I pull my laptop from underneath my mattress. I am afraid of someone stealing it. I hide it in a different place every day, even though if someone really wanted to, they could ransack the apartment and find it tucked somewhere fairly obvious. I search the news to see if anyone has reported a murder in Seattle. I wonder how long it will take to identify Peter Fennet and notify his family. I wonder who found him propped against the dumpster.
And there it is, the headline: “Man’s body found near Pike Place Market.” Except it wasn’t really near Pike Place. The media just wants you to know there is a killer in Seattle. An ugly blonde girl from the Bone, I think. The article is boney, just the basics. An unidentified male found dead. Late twenties to mid-thirties. Stab wounds and signs of a scuffle. It ends with the typical urge for information from anyone who saw or heard anything.
I bite my nails and think of Mary. She didn’t know my name, but I bet she could pick me out of a lineup. It was stupid, impulsive. I could have fought with him and given her time to run off, then perhaps gotten away myself. Unscathed , no … but perhaps not being sought by the police. I put my laptop away and crawl into bed. I sleep, but I have nightmares of being chased by headless lions down long alleyways.
Around four PM, I wake up and brush my teeth. I eat an orange over the sink and check my computer again. There is nothing else about Peter the Pervert. Some of the tension leaves my chest.

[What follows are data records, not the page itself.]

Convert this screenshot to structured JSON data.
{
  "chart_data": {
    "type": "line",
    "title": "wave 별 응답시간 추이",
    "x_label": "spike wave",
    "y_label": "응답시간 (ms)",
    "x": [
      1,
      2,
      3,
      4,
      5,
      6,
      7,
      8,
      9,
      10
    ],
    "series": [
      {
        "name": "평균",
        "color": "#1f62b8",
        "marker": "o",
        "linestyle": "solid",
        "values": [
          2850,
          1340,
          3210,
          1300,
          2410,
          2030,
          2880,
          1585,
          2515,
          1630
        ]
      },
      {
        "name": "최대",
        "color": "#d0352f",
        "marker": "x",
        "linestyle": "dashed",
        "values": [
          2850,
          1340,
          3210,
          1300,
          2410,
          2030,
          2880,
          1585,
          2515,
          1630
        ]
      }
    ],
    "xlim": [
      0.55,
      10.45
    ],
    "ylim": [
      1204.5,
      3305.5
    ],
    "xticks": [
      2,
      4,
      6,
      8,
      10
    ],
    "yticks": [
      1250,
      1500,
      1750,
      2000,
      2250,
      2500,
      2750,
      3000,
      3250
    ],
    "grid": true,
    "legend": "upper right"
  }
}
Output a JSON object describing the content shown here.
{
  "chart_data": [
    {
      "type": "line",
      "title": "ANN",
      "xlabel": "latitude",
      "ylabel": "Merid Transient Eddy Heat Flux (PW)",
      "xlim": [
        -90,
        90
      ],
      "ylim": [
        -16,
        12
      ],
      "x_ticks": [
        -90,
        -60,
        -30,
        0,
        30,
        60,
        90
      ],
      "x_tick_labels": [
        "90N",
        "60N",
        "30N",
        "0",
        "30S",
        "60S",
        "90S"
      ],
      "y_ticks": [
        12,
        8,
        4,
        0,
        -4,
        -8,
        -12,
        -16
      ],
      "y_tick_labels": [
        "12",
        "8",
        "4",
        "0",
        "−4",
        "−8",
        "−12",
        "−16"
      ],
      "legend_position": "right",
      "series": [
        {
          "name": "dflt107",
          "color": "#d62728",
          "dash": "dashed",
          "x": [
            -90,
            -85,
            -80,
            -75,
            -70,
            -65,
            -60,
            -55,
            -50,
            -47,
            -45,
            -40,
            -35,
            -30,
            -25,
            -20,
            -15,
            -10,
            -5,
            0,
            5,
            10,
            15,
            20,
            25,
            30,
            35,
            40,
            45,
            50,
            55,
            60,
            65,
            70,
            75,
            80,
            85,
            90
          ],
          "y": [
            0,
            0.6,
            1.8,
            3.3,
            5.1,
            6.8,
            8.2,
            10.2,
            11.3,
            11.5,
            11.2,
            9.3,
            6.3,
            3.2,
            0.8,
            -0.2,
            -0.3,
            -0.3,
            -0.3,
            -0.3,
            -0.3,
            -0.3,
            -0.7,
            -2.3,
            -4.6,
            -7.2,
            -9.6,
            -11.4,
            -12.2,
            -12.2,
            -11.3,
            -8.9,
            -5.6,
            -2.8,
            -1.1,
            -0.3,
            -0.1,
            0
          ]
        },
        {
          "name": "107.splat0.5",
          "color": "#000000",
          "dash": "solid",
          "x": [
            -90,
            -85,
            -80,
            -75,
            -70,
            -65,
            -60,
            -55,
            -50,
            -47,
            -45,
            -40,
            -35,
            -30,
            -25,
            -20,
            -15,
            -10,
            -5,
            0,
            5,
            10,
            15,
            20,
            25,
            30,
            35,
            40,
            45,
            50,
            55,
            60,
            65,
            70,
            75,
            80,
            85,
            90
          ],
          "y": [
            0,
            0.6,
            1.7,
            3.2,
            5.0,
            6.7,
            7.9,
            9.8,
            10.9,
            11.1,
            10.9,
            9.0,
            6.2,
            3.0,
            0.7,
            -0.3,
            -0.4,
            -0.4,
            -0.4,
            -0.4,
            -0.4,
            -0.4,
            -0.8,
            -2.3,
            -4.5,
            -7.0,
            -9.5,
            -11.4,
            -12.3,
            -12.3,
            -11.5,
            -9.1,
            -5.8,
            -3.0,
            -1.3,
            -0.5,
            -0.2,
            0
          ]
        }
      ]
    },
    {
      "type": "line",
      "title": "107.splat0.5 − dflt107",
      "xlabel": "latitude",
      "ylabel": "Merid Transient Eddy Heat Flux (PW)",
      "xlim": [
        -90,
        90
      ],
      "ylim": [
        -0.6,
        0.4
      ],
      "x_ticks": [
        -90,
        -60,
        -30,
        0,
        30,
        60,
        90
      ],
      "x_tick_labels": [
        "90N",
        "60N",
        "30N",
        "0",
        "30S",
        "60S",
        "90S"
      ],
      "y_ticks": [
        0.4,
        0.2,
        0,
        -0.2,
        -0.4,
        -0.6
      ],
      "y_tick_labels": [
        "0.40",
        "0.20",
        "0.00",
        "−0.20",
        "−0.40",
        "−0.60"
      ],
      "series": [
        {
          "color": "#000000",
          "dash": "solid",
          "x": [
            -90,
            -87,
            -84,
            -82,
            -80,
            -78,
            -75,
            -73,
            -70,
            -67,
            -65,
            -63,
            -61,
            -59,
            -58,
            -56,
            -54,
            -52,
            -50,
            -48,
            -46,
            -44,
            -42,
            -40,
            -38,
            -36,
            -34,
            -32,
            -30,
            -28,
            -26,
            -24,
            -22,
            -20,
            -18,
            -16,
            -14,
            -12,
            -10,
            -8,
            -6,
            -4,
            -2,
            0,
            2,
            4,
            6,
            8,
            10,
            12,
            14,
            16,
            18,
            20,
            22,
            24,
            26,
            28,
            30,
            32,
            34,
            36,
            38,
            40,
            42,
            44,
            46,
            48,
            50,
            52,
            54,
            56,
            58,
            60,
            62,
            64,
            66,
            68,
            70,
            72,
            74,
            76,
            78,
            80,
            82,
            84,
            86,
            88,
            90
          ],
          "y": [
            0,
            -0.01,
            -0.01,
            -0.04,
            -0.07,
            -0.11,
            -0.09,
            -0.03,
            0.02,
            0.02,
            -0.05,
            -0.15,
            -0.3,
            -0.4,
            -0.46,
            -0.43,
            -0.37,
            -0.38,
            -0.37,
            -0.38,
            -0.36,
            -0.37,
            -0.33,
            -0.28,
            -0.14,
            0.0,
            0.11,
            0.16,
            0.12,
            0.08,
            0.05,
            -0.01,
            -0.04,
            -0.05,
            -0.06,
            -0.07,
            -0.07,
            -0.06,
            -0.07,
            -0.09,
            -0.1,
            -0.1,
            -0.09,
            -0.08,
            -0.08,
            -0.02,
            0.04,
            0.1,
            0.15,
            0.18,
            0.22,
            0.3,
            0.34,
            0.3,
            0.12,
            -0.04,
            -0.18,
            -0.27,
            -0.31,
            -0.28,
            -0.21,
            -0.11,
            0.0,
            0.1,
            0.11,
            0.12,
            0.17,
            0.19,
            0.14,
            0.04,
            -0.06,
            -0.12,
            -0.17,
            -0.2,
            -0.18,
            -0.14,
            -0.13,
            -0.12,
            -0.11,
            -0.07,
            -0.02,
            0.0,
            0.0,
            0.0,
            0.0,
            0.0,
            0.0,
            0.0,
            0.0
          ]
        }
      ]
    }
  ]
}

I REMEMBER WHEN I FIRST MOVED TO THE CITY; I thought I was very different from the people around me. I told myself that I was the one pretending to fit in, but life has taught me that we are all pretenders. Every single one of us. We are born ready to cultivate ourselves, find a place where we feel comfortable. Whether that is to fit in with the geeks, or the jocks, or the cold-blooded killers. There is nothing new under the sun. Nothing new we can invent or make up. We grapple with our likes and dislikes, who we want to please, what we want to wear and drive. Our interests, whether they include drawing Italian sunsets, playing video games, or thumbing our way through erotic novels, they are all handed to us by a society that produces them. No matter how hard we try to invent ourselves, there have always been druggies, and tattoos, and ambitious men who take over the world. There have always been artists, and hippies, and meatheads, and that beautiful, single Mother Teresa, who lights up the darkness. There have always been murderers, and mothers, and athletes. We are all pretenders in life, finding a patch of humanity that we relate to, and then embrace it. We come straight down the birth canal and our parents start telling us who to be, simply by being themselves. We see their lives, their cars, the way they interact, the rules they set, and the foundations for our own lives are laid. And when our parents aren’t molding us, our situations are. We are all sheep, who get jobs, and have babies, and diet, and try to carve something special out for ourselves using the broken hearts, and bored minds, and scathed souls life delivered to us. And it’s all been done before, every bit of suffering, every joy.